Há muito tempo a mulher vem sendo cerceada. Dediquei grande parte do meu livro Quem Tece o Mundo? descrevendo como isso aconteceu (comigo e com as mulheres de forma geral) e demonstrando como o têxtil, embora originalmente venha do fio, que como forma e matéria é pura fonte criativa, foi tecnicamente codificado e domesticado para tirar a nossa autonomia.
A Revolução Industrial e, em especial a criação do Tear de Jacquard, selaram a separação do padrão da execução. Portanto, a inteligência já não era mais um requisito para o fazer. Uma sequência de instruções passaria a ser responsável pela materialização de um tecido, independente do tear (ou corpo) que o executasse.
Nas casas da burguesia, paralelamente, o aprendizado humano, que antes acontecia por contato e espelhamento, passou a acontecer também por instruções.

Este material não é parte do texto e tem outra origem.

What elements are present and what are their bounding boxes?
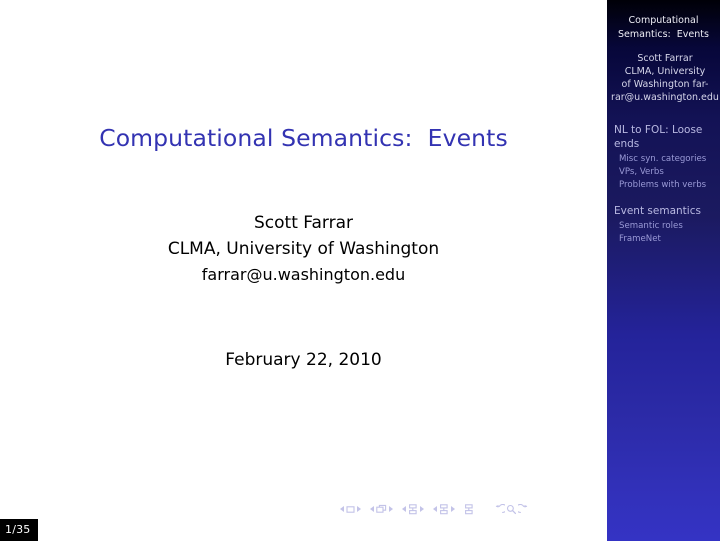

Como a máquina, os tecidos, bordados e rendas deveriam surgir exatamente conforme o determinado, independentemente de quem os produzia. E assim, mulheres passaram de criadoras a executoras (de avessos perfeitos)
Diante de tal agressão, algumas de nós embotaram, perdendo a sensibilidade e cedendo à domesticação, enquanto outras reagiram, responderam a tal violência de forma política.
Muito bem, séculos de história. Corta para mim, tecendo.
Eu faço parte, sem sombra de dúvida, do segundo grupo: o político. Desde o meu dia dois com o fio nas mãos (porque o primeiro foi o da revelação, da epifania) busco responder a tentativas de dominação. Só que há pouco tempo me dei conta de que, fazendo isso, não estou fazendo nada mais do que ocupar o outro extremo do espectro.
Explico.
Eu milito todos os dias pelo direito ao erro. Quando fujo do padrão, sinto nas mãos a liberdade que me foi tirada. Ao fazer os meus trabalhos sem compromisso com o padrão estético estabelecido, eu me expresso e devolvo ao mundo, esteticamente, a energia opressora que ele me entrega. Faço um trabalho importante com isso? Sim. Porque de alguma forma, equilibro a balança. Mas a pergunta é: eu quero fazer isso? Tecendo, descobri que não.
Quando faço algo sendo direcionada, isso me irrita profundamente. Detesto ser instruída, porque percebo toda essa opressão que sinto em meu corpo, e venho estudando por anos, caindo sobre os meus ombros. Por outro lado, quando estou tecendo livremente, e me expressando sem amarras, apesar de essa atividade ser terapêutica e significar muito para mim, o resultado final nem sempre me satisfaz. Porque, embora, isso dê conta de emoções reprimidas e carregar uma potência política gigante, ainda assim, não responde por algo eu prezo muito.
Forma e beleza.
Sei que o tópico é sensível, porque a beleza é algo subjetivo, mas arrisco dizer que ela também é coletiva. Não no sentido universal, mas quando voltamos à ancestralidade, percebemos que existem “padrões”, estruturas de beleza estabelecidas para a arte produzida em cada povo. No entanto, são padrões que nascem a partir do corpo, ao longo do tempo, e da conexão com a cosmologia em questão, e não de máquinas, livros e revistas.
Estão entendendo onde quero chegar?
Há alguns meses venho conduzindo dois grupos de estudos sobre cosmologias têxteis uma tentativa, ainda muito embrionária, de descobrir essa beleza comum que nasce dos fios. Ainda não tenho, não temos respostas. Ainda assim, sinto que é hora de sair em busca dela. Tendo estudado e sentido por muitos anos a domesticação, e praticado pelo mesmo tempo a expressão como resposta a esta violência, quero agora ir atrás da beleza. Uma beleza que agrade os meus sentidos, mas que também possa reunir, pelos fios, na reativação dos seus saberes, novas propostas de compreensão lógica e estética para a vida.
E no fundo, talvez seja isso que o fio sempre tenha tentado me ensinar: que entre a obediência e a rebeldia existe o ENTRE (entre o peixe que sente e a aranha que trama, existe o vazio, o zero, da criação). Eu não preciso escolher entre o padrão imposto ou a ruptura como fim em si mesmo, eu posso optar, a partir da presença que ele me oferece, a reorganização.